Presidente em exercício diz que antecipação do desfecho do processo de impeachment seria em ‘benefício’ do Brasil

Tânia MonteiroCarla Araújo / BRASÍLIA, O Estado de S.Paulo

02 de junho de 2016 | 22h43

O presidente em exercício Michel Temer afirmou que a “situação de transitoriedade” de seu governo “não é útil” para o Brasil e antecipar a conclusão do processo de impeachment seria uma medida “em benefício do País”. As declarações foram dadas ao programa SBT Brasil exibido na noite desta quinta-feira.

“Eu soube que o Senado quer antecipar (o impeachment) e antecipar em beneficio do País”, afirmou Temer. “Convenhamos, com muita franqueza: ficar nessa situação de transitoriedade não é útil para o País, não é útil para a senhora presidente (afastada Dilma Rousseff), que fica fazendo naturalmente campanha para tentar voltar, e não é útil para governo, porque as pessoas olham ainda como se o governo fosse ainda episódico, fosse transitório.”

Apesar de defender a conclusão do processo o quanto antes, Temer afirmou não fazer articulações para tanto, nem para confirmar o afastamento definitivo de Dilma. “Em relação ao Senado eu vou fazer tal e qual eu fiz no episódio da Câmara: eu não entusiasmei ninguém a votar em uma ou em outra posição”, disse.
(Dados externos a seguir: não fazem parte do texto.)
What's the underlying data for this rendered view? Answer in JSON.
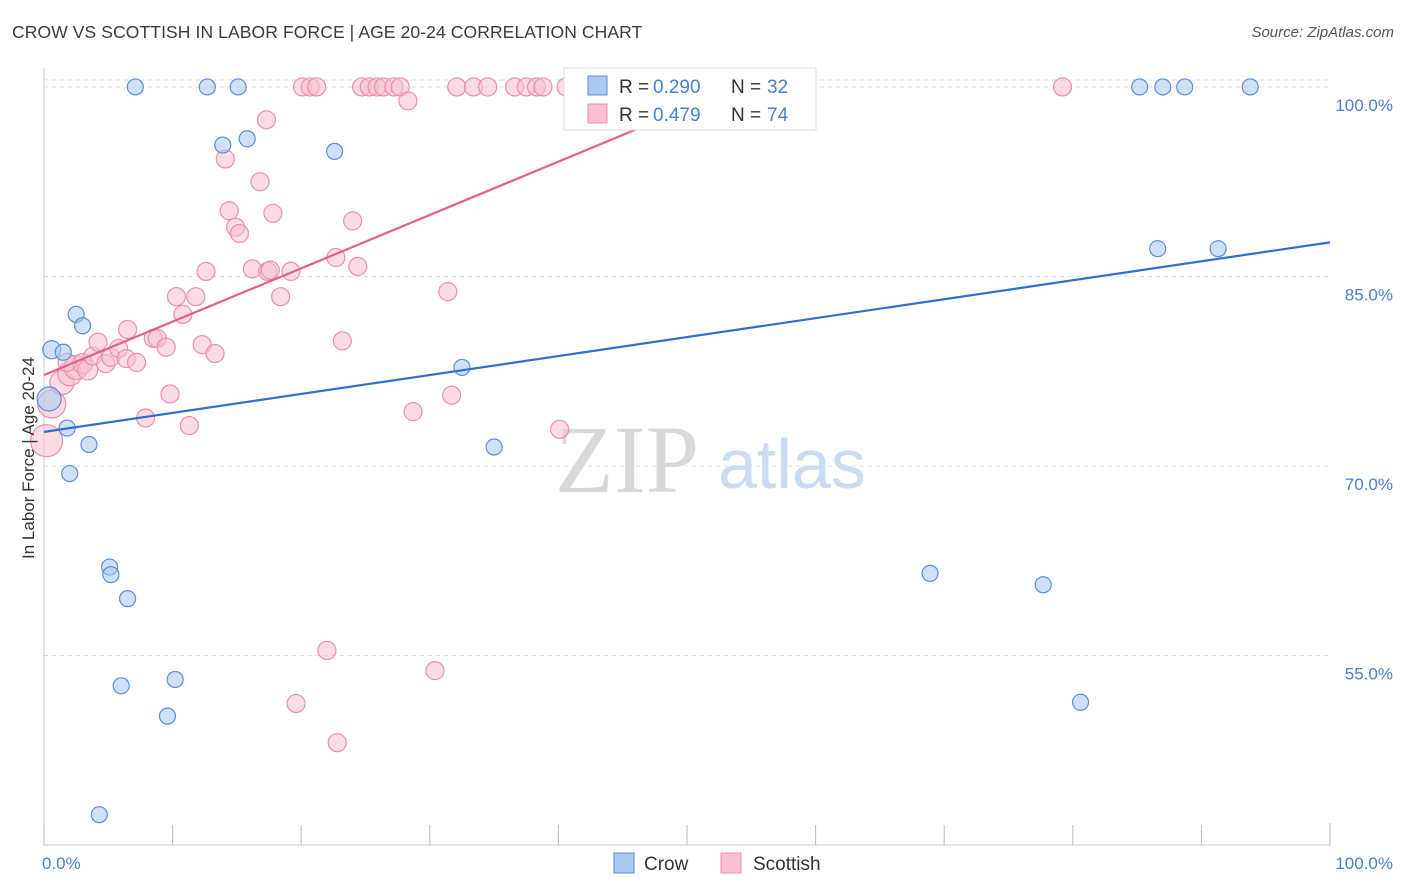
{
  "title": "CROW VS SCOTTISH IN LABOR FORCE | AGE 20-24 CORRELATION CHART",
  "source": "Source: ZipAtlas.com",
  "watermark": {
    "zip": "ZIP",
    "atlas": "atlas"
  },
  "colors": {
    "crow_fill": "#aac8f0",
    "crow_stroke": "#5a8fd8",
    "crow_line": "#2d6fd0",
    "scottish_fill": "#f8c0d0",
    "scottish_stroke": "#e890ac",
    "scottish_line": "#e0608c",
    "accent_text": "#4a7fd0",
    "grid": "#dddddd"
  },
  "chart_data": {
    "type": "scatter",
    "title": "CROW VS SCOTTISH IN LABOR FORCE | AGE 20-24 CORRELATION CHART",
    "xlabel": "",
    "ylabel": "In Labor Force | Age 20-24",
    "xlim": [
      0,
      100
    ],
    "ylim": [
      40,
      101.5
    ],
    "x_tick_labels": [
      {
        "value": 0,
        "label": "0.0%"
      },
      {
        "value": 100,
        "label": "100.0%"
      }
    ],
    "y_tick_labels": [
      {
        "value": 55,
        "label": "55.0%"
      },
      {
        "value": 70,
        "label": "70.0%"
      },
      {
        "value": 85,
        "label": "85.0%"
      },
      {
        "value": 100,
        "label": "100.0%"
      }
    ],
    "legend": [
      {
        "name": "Crow",
        "r_label": "R = ",
        "r_value": "0.290",
        "n_label": "N = ",
        "n_value": "32"
      },
      {
        "name": "Scottish",
        "r_label": "R = ",
        "r_value": "0.479",
        "n_label": "N = ",
        "n_value": "74"
      }
    ],
    "series": [
      {
        "name": "Crow",
        "trend": {
          "x0": 0,
          "y0": 72.7,
          "x1": 100,
          "y1": 87.7
        },
        "points": [
          [
            0.4,
            75.3,
            12
          ],
          [
            0.6,
            79.2,
            9
          ],
          [
            1.5,
            79.0,
            8
          ],
          [
            1.8,
            73.0,
            8
          ],
          [
            2.0,
            69.4,
            8
          ],
          [
            2.5,
            82.0,
            8
          ],
          [
            3.0,
            81.1,
            8
          ],
          [
            3.5,
            71.7,
            8
          ],
          [
            5.1,
            62.0,
            8
          ],
          [
            5.2,
            61.4,
            8
          ],
          [
            6.5,
            59.5,
            8
          ],
          [
            6.0,
            52.6,
            8
          ],
          [
            10.2,
            53.1,
            8
          ],
          [
            9.6,
            50.2,
            8
          ],
          [
            4.3,
            42.4,
            8
          ],
          [
            7.1,
            100.0,
            8
          ],
          [
            12.7,
            100.0,
            8
          ],
          [
            15.1,
            100.0,
            8
          ],
          [
            13.9,
            95.4,
            8
          ],
          [
            15.8,
            95.9,
            8
          ],
          [
            22.6,
            94.9,
            8
          ],
          [
            32.5,
            77.8,
            8
          ],
          [
            35.0,
            71.5,
            8
          ],
          [
            68.9,
            61.5,
            8
          ],
          [
            77.7,
            60.6,
            8
          ],
          [
            80.6,
            51.3,
            8
          ],
          [
            86.6,
            87.2,
            8
          ],
          [
            91.3,
            87.2,
            8
          ],
          [
            85.2,
            100.0,
            8
          ],
          [
            87.0,
            100.0,
            8
          ],
          [
            88.7,
            100.0,
            8
          ],
          [
            93.8,
            100.0,
            8
          ]
        ]
      },
      {
        "name": "Scottish",
        "trend": {
          "x0": 0,
          "y0": 77.2,
          "x1": 54,
          "y1": 100
        },
        "points": [
          [
            0.2,
            72.0,
            16
          ],
          [
            0.6,
            74.9,
            14
          ],
          [
            1.4,
            76.6,
            12
          ],
          [
            2.0,
            77.3,
            12
          ],
          [
            2.5,
            77.8,
            12
          ],
          [
            3.0,
            78.1,
            10
          ],
          [
            3.4,
            77.6,
            10
          ],
          [
            1.8,
            78.2,
            9
          ],
          [
            3.8,
            78.7,
            9
          ],
          [
            4.8,
            78.1,
            9
          ],
          [
            5.2,
            78.6,
            9
          ],
          [
            5.8,
            79.3,
            9
          ],
          [
            6.4,
            78.5,
            9
          ],
          [
            7.2,
            78.2,
            9
          ],
          [
            4.2,
            79.8,
            9
          ],
          [
            6.5,
            80.8,
            9
          ],
          [
            8.5,
            80.1,
            9
          ],
          [
            8.8,
            80.1,
            9
          ],
          [
            9.5,
            79.4,
            9
          ],
          [
            10.3,
            83.4,
            9
          ],
          [
            10.8,
            82.0,
            9
          ],
          [
            11.8,
            83.4,
            9
          ],
          [
            12.6,
            85.4,
            9
          ],
          [
            12.3,
            79.6,
            9
          ],
          [
            13.3,
            78.9,
            9
          ],
          [
            7.9,
            73.8,
            9
          ],
          [
            11.3,
            73.2,
            9
          ],
          [
            9.8,
            75.7,
            9
          ],
          [
            14.1,
            94.3,
            9
          ],
          [
            14.4,
            90.2,
            9
          ],
          [
            14.9,
            88.9,
            9
          ],
          [
            15.2,
            88.4,
            9
          ],
          [
            16.2,
            85.6,
            9
          ],
          [
            16.8,
            92.5,
            9
          ],
          [
            17.3,
            97.4,
            9
          ],
          [
            17.4,
            85.4,
            9
          ],
          [
            17.6,
            85.5,
            9
          ],
          [
            17.8,
            90.0,
            9
          ],
          [
            18.4,
            83.4,
            9
          ],
          [
            19.2,
            85.4,
            9
          ],
          [
            22.7,
            86.5,
            9
          ],
          [
            23.2,
            79.9,
            9
          ],
          [
            24.0,
            89.4,
            9
          ],
          [
            24.4,
            85.8,
            9
          ],
          [
            28.7,
            74.3,
            9
          ],
          [
            31.4,
            83.8,
            9
          ],
          [
            31.7,
            75.6,
            9
          ],
          [
            40.1,
            72.9,
            9
          ],
          [
            22.0,
            55.4,
            9
          ],
          [
            19.6,
            51.2,
            9
          ],
          [
            22.8,
            48.1,
            9
          ],
          [
            30.4,
            53.8,
            9
          ],
          [
            20.1,
            100.0,
            9
          ],
          [
            20.7,
            100.0,
            9
          ],
          [
            21.2,
            100.0,
            9
          ],
          [
            24.7,
            100.0,
            9
          ],
          [
            25.3,
            100.0,
            9
          ],
          [
            25.9,
            100.0,
            9
          ],
          [
            26.4,
            100.0,
            9
          ],
          [
            27.2,
            100.0,
            9
          ],
          [
            27.7,
            100.0,
            9
          ],
          [
            28.3,
            98.9,
            9
          ],
          [
            32.1,
            100.0,
            9
          ],
          [
            33.4,
            100.0,
            9
          ],
          [
            34.5,
            100.0,
            9
          ],
          [
            36.6,
            100.0,
            9
          ],
          [
            37.5,
            100.0,
            9
          ],
          [
            38.3,
            100.0,
            9
          ],
          [
            38.8,
            100.0,
            9
          ],
          [
            40.6,
            100.0,
            9
          ],
          [
            41.9,
            100.0,
            9
          ],
          [
            53.4,
            100.0,
            9
          ],
          [
            54.2,
            100.0,
            9
          ],
          [
            79.2,
            100.0,
            9
          ]
        ]
      }
    ]
  }
}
O presidente em exercício afirmou que, embora receba senadores em seu gabinete, não trata “absolutamente nada” relacionado ao impeachment.

O desfecho do impeachment tem preocupado o governo Temer. Antes considerado favorável aos atuais ocupantes do Planalto, o placar do Senado tem demandado atenção dos articuladores do presidente em exercício. O ministro da Casa Civil, Eliseu Padilha, reconheceu ontem que há “dificuldades” que precisam ser superadas e defendeu um desfecho do processo “o quanto antes”.

Placar. Em 12 de maio, quando o Senado votou pela admissibilidade do impeachment, dos 81 senadores, 78 estiveram presentes, dos quais 55 votaram a favor e 22, contra. Bastava maioria simples (41) para o afastamento de Dilma. Agora, para a cassação do mandato da petista, são necessários 54 votos.

“Preocupa o governo, sim. Há muita preocupação. Mas esse é um placar que só vamos conhecer 24 horas antes da votação”, disse Padilha, para quem “quando se pensa em tempo numa votação deste porte, uma hora antes é quase uma eternidade”. “Há muitas variáveis que ainda estão sendo consideradas, mas a premissa maior é que a vontade da população brasileira vai ser cumprida”, afirmou o ministro da Casa Civil.